I have an example for you:
you can use the sample of dwarves I have on
http://dffd.wimbli.com/file.php?id=5834 to verify. Again, because the distribution curve is slightly skewed, we're gonna have some bias, but it's accurate to within 5% (statistics become more accurate with larger data sets).
Avg of column c (analytical): 1052
Standard Deviation: 383.01
Specific instance of dwarf attribute: 1225 (last attribute in column c)
Formula: Absolute value: (Instance-Average) divided by Standard deviation |(Instance-average)|/standard deviation
(1225-1052)/383.01=0.4505813 standard deviations from the mean.
Then compare this value to the Table of the Standard Normal Distribution, and that's your % along the distribution curve.
In this case 70.88%
Doing a =(COUNTIF(C2:C341;"<1225"))/339 method in the spreadsheet resulted in a 76.1% (close enough, as I said again, the distribution is slightly skewed, which is obvious when you have a different range from minimum value to mean compared to maximum value to mean).
Note: 339 is the size of the sample (i.e. number of values; used for determining the %).
Another Example:
second to last value in column c: 887
|(887-1052)|=165
165/383.01=0.4307981514842954
.43 on the table is: .6664 (now this value "887" is below the mean, so we have to go below 50%, you do this by subtracting 1-.6664)=
0.3336000
=(COUNTIF(C2:C341;"<887"))/339
is
0.3008850
As a note, the standard distribution curve is used for normal distributions, which dwarf attributes may not be made up of (there is a curve though). However... this method is probably the best we're going to get, and uses the same "normal" logic I was using with my min/max range method (that method was assuming a flat distribution vs a curve, but still symmetrical). Good thing I took statistics in High School, otherwise this stuff would have been harder for me.
Update:
i realized multiplying a dataset by a weight and THEN finding it's average,
is the same as multiplying the dataset average by the weight (which means you can average all the new weighted averages to get the superset averageUpdate, no it's not, the distance from mean multiplied means the stdevp is multiplied by the weight. However, a superset of all role attributes (after being weighted) still needs to be done to determine the variation from the new mean to properly figure standard deviation.

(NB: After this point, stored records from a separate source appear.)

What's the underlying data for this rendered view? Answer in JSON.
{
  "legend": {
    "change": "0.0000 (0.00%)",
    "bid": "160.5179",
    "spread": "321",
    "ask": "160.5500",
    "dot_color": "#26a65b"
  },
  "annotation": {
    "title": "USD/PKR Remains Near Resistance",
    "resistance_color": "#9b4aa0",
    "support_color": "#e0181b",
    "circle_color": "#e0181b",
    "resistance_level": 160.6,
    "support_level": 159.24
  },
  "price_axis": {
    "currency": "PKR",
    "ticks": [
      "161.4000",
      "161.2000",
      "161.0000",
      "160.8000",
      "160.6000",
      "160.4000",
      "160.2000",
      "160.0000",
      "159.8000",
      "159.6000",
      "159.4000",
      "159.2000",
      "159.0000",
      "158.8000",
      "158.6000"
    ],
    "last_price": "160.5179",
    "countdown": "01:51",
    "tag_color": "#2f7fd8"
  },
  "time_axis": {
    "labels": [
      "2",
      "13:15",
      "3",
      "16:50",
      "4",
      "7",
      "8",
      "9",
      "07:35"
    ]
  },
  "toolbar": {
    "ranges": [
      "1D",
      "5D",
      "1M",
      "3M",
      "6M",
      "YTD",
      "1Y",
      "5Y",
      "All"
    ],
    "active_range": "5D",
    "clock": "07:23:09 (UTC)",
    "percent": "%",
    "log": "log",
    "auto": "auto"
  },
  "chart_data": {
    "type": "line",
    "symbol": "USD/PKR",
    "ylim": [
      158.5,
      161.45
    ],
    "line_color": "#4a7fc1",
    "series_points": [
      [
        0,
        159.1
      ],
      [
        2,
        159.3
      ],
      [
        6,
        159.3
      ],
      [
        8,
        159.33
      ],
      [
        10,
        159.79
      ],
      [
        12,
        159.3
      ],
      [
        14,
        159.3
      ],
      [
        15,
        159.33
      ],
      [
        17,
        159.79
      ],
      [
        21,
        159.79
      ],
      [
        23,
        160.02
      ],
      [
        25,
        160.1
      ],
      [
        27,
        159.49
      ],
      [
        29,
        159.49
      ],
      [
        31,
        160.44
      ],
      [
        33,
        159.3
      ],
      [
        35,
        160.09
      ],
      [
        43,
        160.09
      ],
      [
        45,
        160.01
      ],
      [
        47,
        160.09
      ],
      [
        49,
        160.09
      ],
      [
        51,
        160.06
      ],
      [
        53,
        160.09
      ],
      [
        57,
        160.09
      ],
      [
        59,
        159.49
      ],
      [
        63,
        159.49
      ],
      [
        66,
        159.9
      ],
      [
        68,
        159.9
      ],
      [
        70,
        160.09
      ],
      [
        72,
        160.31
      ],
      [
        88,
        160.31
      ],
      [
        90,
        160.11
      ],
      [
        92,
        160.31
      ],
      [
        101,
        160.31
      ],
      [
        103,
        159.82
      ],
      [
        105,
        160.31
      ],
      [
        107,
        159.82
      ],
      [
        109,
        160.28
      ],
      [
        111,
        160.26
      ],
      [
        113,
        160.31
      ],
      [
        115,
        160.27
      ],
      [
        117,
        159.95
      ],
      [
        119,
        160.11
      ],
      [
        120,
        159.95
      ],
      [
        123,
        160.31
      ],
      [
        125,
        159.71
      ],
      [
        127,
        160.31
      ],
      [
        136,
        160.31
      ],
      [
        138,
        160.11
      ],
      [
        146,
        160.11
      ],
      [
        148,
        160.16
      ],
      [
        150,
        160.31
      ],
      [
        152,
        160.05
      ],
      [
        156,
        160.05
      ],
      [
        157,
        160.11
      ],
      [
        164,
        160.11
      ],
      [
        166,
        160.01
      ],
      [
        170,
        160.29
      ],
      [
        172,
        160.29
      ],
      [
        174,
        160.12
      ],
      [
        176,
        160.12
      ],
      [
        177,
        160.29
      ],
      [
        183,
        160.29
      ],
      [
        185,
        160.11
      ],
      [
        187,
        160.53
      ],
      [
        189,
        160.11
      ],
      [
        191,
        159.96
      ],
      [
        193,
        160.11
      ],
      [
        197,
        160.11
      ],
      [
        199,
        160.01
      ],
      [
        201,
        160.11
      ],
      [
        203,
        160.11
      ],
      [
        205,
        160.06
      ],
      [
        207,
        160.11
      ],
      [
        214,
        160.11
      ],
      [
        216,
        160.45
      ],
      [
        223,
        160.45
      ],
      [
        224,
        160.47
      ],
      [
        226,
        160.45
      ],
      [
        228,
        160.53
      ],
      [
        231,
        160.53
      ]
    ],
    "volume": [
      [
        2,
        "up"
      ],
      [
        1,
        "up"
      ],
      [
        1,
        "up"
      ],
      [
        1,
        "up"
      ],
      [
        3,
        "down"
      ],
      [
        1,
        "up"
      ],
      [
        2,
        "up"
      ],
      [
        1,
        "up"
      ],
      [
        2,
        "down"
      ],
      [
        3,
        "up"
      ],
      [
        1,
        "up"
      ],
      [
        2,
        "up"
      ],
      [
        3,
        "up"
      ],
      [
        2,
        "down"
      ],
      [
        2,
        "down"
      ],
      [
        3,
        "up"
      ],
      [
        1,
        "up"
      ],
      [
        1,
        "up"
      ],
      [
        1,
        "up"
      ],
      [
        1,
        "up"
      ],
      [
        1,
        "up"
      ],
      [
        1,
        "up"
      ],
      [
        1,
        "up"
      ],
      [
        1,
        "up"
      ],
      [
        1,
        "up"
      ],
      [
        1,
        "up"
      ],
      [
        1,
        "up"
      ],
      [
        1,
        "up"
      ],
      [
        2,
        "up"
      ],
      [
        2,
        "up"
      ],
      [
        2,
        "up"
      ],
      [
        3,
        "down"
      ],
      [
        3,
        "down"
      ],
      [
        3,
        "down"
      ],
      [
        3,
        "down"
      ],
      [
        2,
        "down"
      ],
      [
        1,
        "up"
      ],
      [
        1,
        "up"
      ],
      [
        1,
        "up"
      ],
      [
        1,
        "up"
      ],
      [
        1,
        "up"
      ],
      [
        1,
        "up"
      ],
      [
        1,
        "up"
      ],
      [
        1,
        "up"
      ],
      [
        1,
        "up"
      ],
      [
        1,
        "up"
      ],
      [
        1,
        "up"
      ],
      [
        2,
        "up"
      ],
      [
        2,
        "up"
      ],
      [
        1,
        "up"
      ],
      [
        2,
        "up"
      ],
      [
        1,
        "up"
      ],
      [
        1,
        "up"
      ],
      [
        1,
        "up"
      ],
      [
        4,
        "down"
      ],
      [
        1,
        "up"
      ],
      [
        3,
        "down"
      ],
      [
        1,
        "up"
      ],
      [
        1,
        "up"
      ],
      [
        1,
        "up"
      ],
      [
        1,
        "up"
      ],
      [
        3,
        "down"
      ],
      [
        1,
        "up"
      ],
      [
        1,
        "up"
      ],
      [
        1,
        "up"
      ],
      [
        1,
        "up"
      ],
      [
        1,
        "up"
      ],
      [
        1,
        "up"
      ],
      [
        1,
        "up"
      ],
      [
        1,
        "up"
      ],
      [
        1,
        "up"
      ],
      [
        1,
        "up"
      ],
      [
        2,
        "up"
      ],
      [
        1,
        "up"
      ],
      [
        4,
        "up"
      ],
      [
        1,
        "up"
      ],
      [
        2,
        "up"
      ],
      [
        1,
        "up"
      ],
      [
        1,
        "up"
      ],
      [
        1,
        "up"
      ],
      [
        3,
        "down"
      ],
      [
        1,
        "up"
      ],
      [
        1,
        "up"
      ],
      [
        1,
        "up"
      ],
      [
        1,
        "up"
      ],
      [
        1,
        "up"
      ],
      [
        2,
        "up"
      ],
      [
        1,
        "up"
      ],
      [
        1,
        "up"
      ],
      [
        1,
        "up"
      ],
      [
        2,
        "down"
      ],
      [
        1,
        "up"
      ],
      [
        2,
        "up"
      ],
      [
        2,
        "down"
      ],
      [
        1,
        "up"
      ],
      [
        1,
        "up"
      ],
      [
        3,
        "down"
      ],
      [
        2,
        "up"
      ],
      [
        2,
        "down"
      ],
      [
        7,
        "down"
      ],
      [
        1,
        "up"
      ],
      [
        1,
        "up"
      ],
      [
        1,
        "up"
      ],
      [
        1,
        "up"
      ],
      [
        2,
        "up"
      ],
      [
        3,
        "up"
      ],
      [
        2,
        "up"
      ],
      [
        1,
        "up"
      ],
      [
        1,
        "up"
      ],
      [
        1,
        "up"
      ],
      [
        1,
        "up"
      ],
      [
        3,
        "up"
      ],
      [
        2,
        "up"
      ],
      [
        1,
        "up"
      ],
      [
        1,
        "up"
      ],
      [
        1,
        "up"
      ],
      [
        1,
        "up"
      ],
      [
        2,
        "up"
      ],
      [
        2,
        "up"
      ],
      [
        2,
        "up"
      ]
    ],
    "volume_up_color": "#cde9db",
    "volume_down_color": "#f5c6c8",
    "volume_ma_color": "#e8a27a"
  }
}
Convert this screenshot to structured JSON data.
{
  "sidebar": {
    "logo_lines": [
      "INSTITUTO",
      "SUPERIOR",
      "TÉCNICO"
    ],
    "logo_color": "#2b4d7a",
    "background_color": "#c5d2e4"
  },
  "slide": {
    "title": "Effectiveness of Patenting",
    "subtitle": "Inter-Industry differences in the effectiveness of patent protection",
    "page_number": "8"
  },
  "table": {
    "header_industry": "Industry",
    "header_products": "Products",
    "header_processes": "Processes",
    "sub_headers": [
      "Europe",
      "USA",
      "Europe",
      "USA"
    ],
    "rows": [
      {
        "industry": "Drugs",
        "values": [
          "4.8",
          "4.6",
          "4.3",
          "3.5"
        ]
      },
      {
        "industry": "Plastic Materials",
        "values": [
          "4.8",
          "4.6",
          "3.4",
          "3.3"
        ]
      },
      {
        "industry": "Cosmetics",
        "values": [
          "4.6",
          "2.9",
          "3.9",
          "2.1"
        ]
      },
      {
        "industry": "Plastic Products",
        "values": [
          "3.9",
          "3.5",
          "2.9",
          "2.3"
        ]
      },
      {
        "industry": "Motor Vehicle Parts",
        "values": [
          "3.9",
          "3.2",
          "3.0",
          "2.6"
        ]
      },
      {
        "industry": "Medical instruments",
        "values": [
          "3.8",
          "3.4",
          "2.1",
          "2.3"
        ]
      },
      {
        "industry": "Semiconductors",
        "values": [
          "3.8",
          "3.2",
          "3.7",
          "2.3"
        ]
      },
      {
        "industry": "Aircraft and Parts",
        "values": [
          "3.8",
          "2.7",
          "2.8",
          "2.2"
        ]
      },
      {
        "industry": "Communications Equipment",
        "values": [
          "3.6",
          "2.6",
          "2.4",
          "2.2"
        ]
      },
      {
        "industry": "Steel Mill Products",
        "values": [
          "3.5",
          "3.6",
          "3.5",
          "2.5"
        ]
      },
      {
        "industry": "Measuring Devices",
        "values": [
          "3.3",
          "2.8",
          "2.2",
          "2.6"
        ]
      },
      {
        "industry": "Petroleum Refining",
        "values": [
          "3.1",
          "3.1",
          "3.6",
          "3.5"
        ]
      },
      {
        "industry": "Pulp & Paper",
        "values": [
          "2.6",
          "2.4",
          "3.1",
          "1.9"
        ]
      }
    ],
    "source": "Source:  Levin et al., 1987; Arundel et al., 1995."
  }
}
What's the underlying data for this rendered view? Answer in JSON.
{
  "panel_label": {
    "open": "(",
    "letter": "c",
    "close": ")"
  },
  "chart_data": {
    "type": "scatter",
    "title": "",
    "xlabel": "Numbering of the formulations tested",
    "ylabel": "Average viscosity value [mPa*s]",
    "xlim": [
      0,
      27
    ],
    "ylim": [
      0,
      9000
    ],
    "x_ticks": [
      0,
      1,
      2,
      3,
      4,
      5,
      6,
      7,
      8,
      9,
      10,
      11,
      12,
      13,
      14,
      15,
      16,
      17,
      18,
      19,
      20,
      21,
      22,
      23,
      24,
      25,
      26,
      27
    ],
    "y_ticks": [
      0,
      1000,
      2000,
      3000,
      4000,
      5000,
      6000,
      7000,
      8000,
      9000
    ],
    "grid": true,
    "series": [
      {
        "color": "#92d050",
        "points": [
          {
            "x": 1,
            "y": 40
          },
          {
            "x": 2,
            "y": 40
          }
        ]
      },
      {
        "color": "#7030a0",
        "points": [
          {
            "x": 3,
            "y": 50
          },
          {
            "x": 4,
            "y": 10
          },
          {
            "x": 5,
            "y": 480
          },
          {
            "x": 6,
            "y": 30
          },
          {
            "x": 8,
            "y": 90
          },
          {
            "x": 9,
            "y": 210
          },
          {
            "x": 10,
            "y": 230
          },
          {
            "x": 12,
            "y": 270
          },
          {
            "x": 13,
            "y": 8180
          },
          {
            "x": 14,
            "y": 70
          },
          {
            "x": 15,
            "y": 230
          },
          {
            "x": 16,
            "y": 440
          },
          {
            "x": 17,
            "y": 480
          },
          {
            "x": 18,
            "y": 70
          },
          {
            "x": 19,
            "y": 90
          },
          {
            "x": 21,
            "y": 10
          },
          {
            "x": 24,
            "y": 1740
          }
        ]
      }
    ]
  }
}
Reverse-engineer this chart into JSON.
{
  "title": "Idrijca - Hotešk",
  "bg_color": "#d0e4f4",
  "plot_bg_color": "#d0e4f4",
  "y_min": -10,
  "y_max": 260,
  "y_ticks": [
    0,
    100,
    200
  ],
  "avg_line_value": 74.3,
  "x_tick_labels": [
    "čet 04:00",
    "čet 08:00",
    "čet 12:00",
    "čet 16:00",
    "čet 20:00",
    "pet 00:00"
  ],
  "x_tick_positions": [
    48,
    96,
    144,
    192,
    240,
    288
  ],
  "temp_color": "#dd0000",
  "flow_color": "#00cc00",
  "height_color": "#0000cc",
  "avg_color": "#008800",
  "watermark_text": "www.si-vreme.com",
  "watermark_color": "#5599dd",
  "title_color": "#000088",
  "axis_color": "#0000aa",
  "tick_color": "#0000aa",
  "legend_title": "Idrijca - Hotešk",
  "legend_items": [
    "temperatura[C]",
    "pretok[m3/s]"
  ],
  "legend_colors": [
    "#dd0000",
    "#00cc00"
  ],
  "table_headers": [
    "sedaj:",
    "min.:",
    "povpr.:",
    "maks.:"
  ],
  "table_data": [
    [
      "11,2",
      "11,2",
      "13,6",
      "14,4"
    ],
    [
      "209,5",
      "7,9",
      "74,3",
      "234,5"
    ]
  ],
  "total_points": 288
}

the (sample-1) can be skipped and a (sample) can be used when dividing squared deviation from mean from.
Example:
Agility average: 879.59
Analytical average: 1052.42
Creativity average: 1044.32
Sum: 2976.33
# of attributes: 3
Update:
My formula's had a messed up weighted mean, I had addition occurring before multiplication, it was the other way around.
It's (attribute mean * weight)+(attribute mean * weight)+...(for each attribute)/(# of attributes) = weighted mean.
((1250*1.1)+( 900*1.2))/2 =
1227.5
Not
average of attribute averages: (1250 + 900)/2 = 1075
average of weights: 1.1 + 1.2 = 2.3; 2.3/2 = 1.15
multiply attribute average by weight average: 1236.25
The weighted mean WAS ONLY USED TO DETERMINE THE > #. Which was a % (10-20%) of the weighted average.
So the impact on the formula's is minimal, the rest of the formula was sound.
Update:
I think the original reason I requested a user definable column, was to be able to do my own sort. Whether I wanted to use flat out numbers, or %. That way I could create a script (hopefully) in dt, and then see my own new column that I can do a sort operation on.